Mobile technology is an essential tool to help members manage their own healthcare. Pew Research survey data shows 97% of Americans own a cell phone, and 85% have a smartphone. Among some of American’s most vulnerable communities, smartphone reliance has increased significantly over the last decade and is the primary means of internet access for many, particularly those who do not have a home broadband connection, according to the Pew survey.
Mobile platforms play a key role in bridging the digital divide, offering numerous benefits to a population that historically has been overlooked in the realm of person-centered innovation. These benefits include:
- Convenience. People typically have their mobile phone with them at all times, anywhere and everywhere. They can review and respond to communications when it works best for them.
- Security. Health data can be transmitted and contained securely, with a focus on protecting an individual’s private medical information.
- Patient empowerment. Patients have immediate access to information wherever and whenever they want or need it.
- Proactive engagement and intervention. Medicaid programs can send members important messages such as reminders about preventive care, upcoming appointments and other health-related information.
Mobile access is playing an increasingly pivotal role for acquiring and managing one’s personal health data.
Driving Efficiency, Sustainability and Cost Savings
Enabling digital access to Medicaid data also provides benefits for states, such as operational efficiencies through streamlined administrative processes and digitally sharing data between members and the state. This capability complies with CMS’ final rule by allowing data to flow freely and securely between payers, providers and patients.

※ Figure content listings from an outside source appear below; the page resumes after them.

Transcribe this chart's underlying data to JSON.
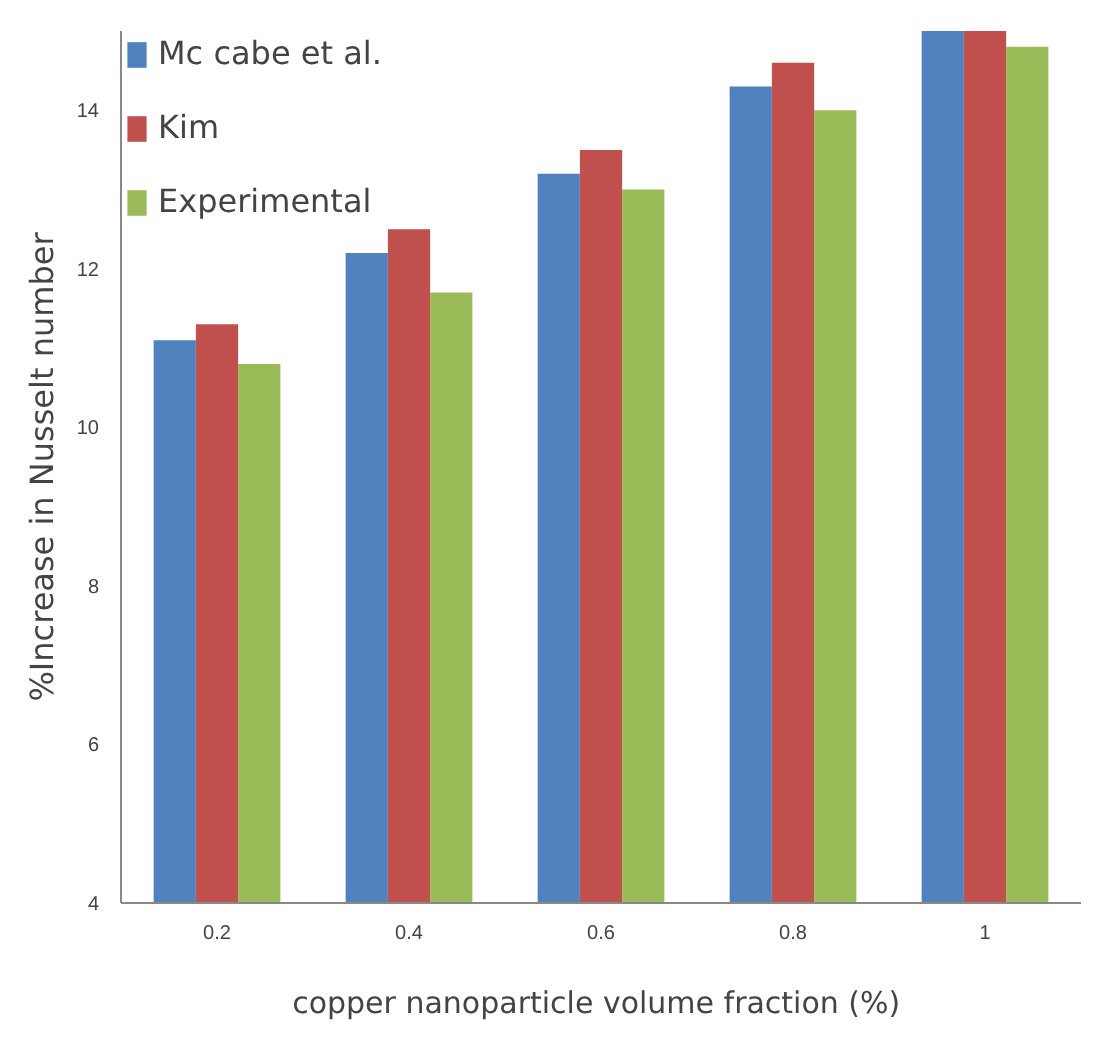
{
  "chart_data": {
    "type": "bar",
    "xlabel": "copper nanoparticle  volume fraction (%)",
    "ylabel": "%Increase in Nusselt number",
    "categories": [
      "0.2",
      "0.4",
      "0.6",
      "0.8",
      "1"
    ],
    "series": [
      {
        "name": "Mc cabe et al.",
        "color": "#4f81bd",
        "values": [
          11.1,
          12.2,
          13.2,
          14.3,
          15.0
        ]
      },
      {
        "name": "Kim",
        "color": "#c0504d",
        "values": [
          11.3,
          12.5,
          13.5,
          14.6,
          15.0
        ]
      },
      {
        "name": "Experimental",
        "color": "#9bbb59",
        "values": [
          10.8,
          11.7,
          13.0,
          14.0,
          14.8
        ]
      }
    ],
    "ylim": [
      4,
      15
    ],
    "yticks": [
      4,
      6,
      8,
      10,
      12,
      14
    ],
    "grid": false,
    "legend": "top left"
  }
}
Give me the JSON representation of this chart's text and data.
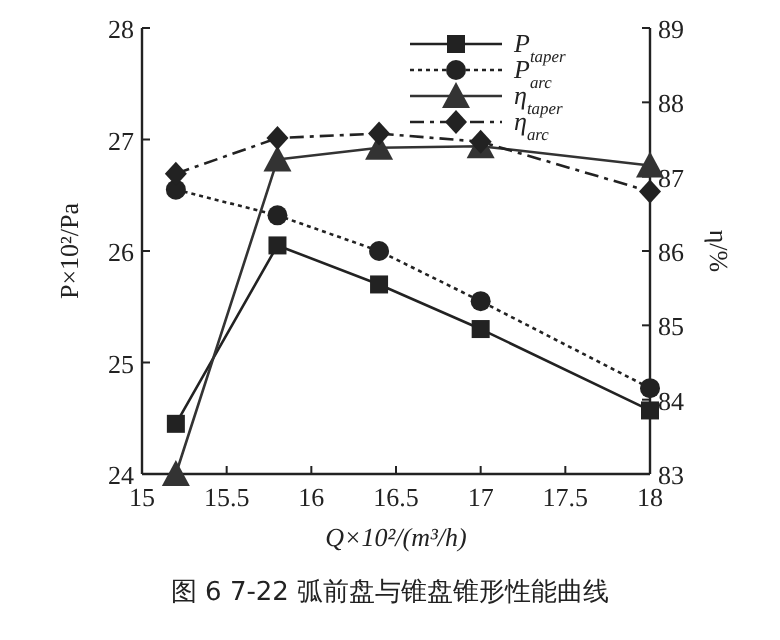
{
  "chart_data": {
    "type": "line",
    "xlabel": "Q×10²/(m³/h)",
    "ylabel": "P×10²/Pa",
    "y2label": "η/%",
    "annotations": [
      "图 6  7-22 弧前盘与锥盘锥形性能曲线"
    ],
    "x": [
      15.2,
      15.8,
      16.4,
      17,
      18
    ],
    "xlim": [
      15,
      18
    ],
    "xticks": [
      15,
      15.5,
      16,
      16.5,
      17,
      17.5,
      18
    ],
    "ylim": [
      24,
      28
    ],
    "yticks": [
      24,
      25,
      26,
      27,
      28
    ],
    "y2lim": [
      83,
      89
    ],
    "y2ticks": [
      83,
      84,
      85,
      86,
      87,
      88,
      89
    ],
    "legend": "top right",
    "grid": false,
    "series": [
      {
        "name": "P$_{taper}$",
        "color": "#222222",
        "values": [
          24.45,
          26.05,
          25.7,
          25.3,
          24.57
        ],
        "marker": "square",
        "line_style": "solid"
      },
      {
        "name": "P$_{arc}$",
        "color": "#222222",
        "values": [
          26.55,
          26.32,
          26.0,
          25.55,
          24.77
        ],
        "marker": "circle",
        "line_style": "dotted"
      },
      {
        "name": "η$_{taper}$",
        "color": "#333333",
        "values": [
          83,
          87.23,
          87.39,
          87.41,
          87.15
        ],
        "marker": "triangle",
        "line_style": "solid",
        "axis": "y2"
      },
      {
        "name": "η$_{arc}$",
        "color": "#222222",
        "values": [
          87.04,
          87.52,
          87.58,
          87.47,
          86.8
        ],
        "marker": "diamond",
        "line_style": "dashdot",
        "axis": "y2"
      }
    ]
  }
}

Another benefit is significant cost savings. Having members’ ID cards on their smartphone or other mobile device eliminates the need for state agencies to process, print and mail plastic cards and replacement cards — typically between $2 and $4 per card. That savings is adding up for the state of Nevada, currently reducing their costs from between $60,000 and $100,000 annually by not printing plastic cards.
Other Medicaid documents and information also can be sent digitally, again saving substantial printing and mailing costs. Digital solutions provide a greener, more sustainable alternative.
Transforming the Medicaid Member Experience, Lightening the Burden
Digital access truly can help states realize CMS’ vision of patient-centered care: That patients can access their data at no additional cost via the tools they choose.
At a time when millions of Americans are predicted to lose coverage, re-enroll or change health plans, it’s more important than ever that patients, providers and payers have the same access to secure, free-flowing information. Embracing digital solutions will enable that access and put agencies on a path toward patient-centered care, better health outcomes and streamlined processes as they manage these vital programs.